Les menus de la version Inkscape-0.42-0 sont-ils en français?

Dans la version que j'ai téléchargée c'est en anglais, et pourtant je vois des ditacticiels avec les commandes en français?


----------



## Martial (2 Août 2005)

Je n'ai jamais vu de version française pour Mac. Est-ce encore un truc réservé au système de Bill ?
Si l'on est un peu familiarisé avec les logiciels de dessin, le niveau d'anglais ne devrait pas poser trop de problèmes.

Un truc important; pour éditer la forme d'un objet déjà dessiné il faut sélectionner l'objet puis cliquer sur l'outil qui l'a crée.

Exemple:

Cliquer sur l'outil "carré/rectangle"

Cliquer-glisser à l'endroit prévu pour le dessiner. Pour faire un carré, maintenir la touche "ctrl" enfoncée durant le dessin (habituellement sur Mac c'est la majuscule"
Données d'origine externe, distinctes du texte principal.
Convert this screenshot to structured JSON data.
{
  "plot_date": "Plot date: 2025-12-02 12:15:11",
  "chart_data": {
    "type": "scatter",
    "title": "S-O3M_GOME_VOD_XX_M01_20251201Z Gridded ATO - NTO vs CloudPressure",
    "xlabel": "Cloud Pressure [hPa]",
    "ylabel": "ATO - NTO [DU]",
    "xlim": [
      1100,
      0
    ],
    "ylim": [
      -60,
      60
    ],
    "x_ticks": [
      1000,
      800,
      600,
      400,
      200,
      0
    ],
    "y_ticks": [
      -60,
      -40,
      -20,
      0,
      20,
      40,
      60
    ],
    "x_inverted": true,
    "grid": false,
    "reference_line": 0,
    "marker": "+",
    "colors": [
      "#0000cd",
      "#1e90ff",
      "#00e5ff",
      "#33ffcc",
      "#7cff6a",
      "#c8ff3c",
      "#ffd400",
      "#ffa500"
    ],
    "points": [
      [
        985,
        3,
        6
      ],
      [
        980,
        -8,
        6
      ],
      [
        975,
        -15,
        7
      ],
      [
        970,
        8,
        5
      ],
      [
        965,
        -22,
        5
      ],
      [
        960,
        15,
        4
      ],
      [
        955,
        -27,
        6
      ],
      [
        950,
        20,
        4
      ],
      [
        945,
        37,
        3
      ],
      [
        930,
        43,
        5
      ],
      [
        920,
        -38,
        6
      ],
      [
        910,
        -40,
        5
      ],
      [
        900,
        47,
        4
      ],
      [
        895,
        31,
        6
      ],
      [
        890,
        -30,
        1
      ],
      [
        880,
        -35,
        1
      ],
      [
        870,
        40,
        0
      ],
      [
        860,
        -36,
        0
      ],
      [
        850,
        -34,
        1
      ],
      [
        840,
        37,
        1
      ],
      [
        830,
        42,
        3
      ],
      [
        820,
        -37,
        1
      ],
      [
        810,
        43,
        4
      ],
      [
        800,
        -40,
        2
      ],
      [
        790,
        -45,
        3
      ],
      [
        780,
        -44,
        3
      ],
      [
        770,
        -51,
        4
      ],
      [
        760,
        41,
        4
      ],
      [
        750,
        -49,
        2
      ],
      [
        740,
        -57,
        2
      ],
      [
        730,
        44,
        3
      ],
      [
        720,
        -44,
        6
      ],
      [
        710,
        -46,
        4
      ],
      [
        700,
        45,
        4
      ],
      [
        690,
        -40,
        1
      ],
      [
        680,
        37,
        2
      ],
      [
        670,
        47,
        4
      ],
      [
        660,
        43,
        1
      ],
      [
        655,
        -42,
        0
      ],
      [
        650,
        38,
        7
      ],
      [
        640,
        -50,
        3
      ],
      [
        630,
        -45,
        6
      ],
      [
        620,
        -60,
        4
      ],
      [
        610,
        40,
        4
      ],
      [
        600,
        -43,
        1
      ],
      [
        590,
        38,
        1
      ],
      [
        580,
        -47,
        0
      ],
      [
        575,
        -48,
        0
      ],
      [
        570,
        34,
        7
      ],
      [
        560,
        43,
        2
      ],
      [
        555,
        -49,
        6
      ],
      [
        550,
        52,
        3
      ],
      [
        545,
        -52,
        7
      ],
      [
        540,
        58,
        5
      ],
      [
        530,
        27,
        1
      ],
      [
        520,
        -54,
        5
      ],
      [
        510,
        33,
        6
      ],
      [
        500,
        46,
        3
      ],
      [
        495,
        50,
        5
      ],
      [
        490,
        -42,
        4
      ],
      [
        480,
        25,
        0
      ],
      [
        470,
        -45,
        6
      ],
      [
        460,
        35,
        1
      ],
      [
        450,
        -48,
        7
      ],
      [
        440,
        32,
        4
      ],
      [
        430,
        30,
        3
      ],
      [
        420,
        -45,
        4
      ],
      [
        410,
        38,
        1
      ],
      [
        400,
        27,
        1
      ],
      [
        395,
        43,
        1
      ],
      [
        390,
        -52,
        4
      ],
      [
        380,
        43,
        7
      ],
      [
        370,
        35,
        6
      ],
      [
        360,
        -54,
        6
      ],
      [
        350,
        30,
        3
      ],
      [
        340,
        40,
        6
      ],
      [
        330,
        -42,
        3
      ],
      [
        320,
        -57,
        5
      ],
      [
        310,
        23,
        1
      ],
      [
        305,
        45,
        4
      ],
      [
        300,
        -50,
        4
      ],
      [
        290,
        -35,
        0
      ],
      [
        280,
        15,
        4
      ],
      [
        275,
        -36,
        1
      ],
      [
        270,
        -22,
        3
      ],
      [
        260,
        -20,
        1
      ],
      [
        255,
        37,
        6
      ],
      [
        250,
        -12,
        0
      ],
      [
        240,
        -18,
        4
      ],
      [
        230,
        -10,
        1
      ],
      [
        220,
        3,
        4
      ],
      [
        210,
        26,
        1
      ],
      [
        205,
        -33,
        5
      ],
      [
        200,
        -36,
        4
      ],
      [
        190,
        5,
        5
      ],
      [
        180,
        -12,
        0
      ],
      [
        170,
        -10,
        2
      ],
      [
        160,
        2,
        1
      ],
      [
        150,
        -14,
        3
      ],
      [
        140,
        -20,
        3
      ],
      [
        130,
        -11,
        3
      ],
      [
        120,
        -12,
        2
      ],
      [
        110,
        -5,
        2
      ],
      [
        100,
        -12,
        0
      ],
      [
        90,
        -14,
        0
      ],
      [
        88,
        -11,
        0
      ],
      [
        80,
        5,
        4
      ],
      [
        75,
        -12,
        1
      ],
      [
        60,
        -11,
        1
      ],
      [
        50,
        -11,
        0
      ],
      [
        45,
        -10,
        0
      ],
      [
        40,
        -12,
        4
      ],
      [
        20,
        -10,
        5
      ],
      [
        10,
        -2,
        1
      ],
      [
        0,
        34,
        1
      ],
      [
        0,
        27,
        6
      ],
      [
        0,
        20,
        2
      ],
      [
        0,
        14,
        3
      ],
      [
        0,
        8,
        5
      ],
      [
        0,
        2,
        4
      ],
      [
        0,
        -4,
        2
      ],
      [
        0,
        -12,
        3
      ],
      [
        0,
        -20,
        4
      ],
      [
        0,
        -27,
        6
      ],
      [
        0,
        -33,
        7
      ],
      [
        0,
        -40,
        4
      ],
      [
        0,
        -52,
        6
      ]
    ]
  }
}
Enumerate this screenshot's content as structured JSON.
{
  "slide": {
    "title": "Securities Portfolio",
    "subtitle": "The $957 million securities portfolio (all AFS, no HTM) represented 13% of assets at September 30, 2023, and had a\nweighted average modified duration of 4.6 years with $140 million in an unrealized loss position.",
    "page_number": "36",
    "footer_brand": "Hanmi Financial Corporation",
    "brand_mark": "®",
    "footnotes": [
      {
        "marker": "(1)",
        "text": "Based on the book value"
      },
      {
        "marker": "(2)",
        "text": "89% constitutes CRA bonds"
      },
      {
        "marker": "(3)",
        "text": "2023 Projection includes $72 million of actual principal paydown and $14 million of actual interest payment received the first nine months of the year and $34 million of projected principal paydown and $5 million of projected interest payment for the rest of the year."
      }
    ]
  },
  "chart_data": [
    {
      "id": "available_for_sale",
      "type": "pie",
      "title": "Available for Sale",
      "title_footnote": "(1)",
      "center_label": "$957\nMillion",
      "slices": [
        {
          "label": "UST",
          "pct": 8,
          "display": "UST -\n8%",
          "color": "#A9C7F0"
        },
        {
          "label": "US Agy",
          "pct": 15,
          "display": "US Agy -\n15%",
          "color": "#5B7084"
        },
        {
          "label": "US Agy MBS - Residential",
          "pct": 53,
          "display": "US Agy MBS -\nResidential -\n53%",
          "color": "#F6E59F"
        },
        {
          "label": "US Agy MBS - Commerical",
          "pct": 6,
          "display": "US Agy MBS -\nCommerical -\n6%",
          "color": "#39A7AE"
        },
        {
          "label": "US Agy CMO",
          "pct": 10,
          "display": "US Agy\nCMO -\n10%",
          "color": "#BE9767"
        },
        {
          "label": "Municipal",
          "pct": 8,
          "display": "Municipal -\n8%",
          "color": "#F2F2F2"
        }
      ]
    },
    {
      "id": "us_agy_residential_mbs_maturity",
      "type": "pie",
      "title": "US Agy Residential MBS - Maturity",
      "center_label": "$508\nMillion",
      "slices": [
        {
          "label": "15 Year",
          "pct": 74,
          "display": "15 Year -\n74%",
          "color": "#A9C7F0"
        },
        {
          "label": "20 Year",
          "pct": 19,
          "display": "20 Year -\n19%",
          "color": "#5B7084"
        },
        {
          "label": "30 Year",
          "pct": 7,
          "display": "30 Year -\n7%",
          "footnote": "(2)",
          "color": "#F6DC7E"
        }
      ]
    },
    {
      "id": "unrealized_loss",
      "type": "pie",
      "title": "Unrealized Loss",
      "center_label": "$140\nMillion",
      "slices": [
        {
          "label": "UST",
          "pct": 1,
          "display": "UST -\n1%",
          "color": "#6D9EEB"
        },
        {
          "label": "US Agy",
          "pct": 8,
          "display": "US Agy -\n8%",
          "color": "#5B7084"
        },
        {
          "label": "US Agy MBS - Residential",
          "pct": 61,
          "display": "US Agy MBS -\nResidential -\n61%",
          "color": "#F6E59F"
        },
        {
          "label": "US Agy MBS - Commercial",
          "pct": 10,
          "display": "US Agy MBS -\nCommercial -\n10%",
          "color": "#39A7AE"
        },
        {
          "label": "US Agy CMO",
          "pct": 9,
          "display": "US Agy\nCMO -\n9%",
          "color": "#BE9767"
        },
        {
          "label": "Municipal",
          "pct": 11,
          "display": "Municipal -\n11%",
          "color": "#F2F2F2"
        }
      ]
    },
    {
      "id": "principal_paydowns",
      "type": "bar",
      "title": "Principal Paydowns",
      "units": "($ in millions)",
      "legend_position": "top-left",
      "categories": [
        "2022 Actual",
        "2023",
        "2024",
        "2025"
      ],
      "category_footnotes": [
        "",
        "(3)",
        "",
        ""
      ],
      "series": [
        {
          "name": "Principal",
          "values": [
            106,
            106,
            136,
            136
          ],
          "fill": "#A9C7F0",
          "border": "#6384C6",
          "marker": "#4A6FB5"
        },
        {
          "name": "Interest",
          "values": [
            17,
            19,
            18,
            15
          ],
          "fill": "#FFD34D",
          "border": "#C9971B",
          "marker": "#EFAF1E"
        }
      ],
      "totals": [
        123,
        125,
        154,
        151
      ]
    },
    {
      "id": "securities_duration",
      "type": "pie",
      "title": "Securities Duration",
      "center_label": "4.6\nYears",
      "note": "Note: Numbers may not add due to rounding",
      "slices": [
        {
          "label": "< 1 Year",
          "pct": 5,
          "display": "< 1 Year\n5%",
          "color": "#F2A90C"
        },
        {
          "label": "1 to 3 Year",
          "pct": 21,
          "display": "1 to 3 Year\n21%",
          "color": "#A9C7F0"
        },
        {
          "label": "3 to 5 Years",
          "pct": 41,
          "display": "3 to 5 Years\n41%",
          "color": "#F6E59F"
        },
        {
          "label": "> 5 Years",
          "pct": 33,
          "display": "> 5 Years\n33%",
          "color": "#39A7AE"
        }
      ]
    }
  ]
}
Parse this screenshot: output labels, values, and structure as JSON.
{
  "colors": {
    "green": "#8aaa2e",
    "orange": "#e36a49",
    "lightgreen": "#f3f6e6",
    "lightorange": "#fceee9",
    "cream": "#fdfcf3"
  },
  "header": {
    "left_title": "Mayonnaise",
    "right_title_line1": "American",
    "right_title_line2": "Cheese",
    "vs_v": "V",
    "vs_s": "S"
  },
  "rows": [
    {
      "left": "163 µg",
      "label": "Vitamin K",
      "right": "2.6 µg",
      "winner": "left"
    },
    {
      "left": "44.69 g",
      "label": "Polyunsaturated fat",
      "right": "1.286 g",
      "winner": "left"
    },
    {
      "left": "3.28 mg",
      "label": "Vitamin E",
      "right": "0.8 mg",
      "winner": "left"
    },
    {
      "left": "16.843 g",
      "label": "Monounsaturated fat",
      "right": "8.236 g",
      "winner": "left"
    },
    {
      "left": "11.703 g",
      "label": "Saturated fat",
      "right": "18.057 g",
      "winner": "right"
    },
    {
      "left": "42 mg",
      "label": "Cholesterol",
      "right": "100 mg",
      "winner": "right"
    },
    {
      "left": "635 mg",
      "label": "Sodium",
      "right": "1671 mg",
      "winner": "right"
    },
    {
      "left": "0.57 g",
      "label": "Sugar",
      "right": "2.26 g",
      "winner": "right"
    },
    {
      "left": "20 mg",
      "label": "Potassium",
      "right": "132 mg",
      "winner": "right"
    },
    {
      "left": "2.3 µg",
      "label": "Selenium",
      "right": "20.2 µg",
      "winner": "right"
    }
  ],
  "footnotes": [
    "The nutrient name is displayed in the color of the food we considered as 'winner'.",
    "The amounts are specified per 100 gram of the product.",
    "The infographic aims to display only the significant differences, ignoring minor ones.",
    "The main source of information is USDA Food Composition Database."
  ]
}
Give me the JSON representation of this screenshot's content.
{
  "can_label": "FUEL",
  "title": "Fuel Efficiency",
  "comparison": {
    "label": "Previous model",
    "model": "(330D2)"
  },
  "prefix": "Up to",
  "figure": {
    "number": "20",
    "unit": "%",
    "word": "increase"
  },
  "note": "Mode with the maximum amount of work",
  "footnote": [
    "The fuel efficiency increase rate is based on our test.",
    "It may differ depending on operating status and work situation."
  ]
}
A ce stade, l'objet est toujours en mode édition. Si l'on clique sur les points de controle en haut à gauche et en bas à droite on peut modifier la dimension de l'objet dans un des deux axes.

Plus intéressant, si l'on clique et l'on glisse vers le bas le bouton de controle en haut à droite on fait varier l'angle des bords de l'objet.

A ce stade une nouvelle poignée apparaît pour permettre de faire varier les arrondis d'angles indépendemment horizontalement et verticalement

Il est important de savoir que si l'on a déselectionné un objet ou si l'on veut le modifier après-coup, il faut cliquer sur l'outil qui l'a construit pour pouvoir l'éditer sinon on ne peut faire varier que sa taille (un clic) ou son orientation (deux clics)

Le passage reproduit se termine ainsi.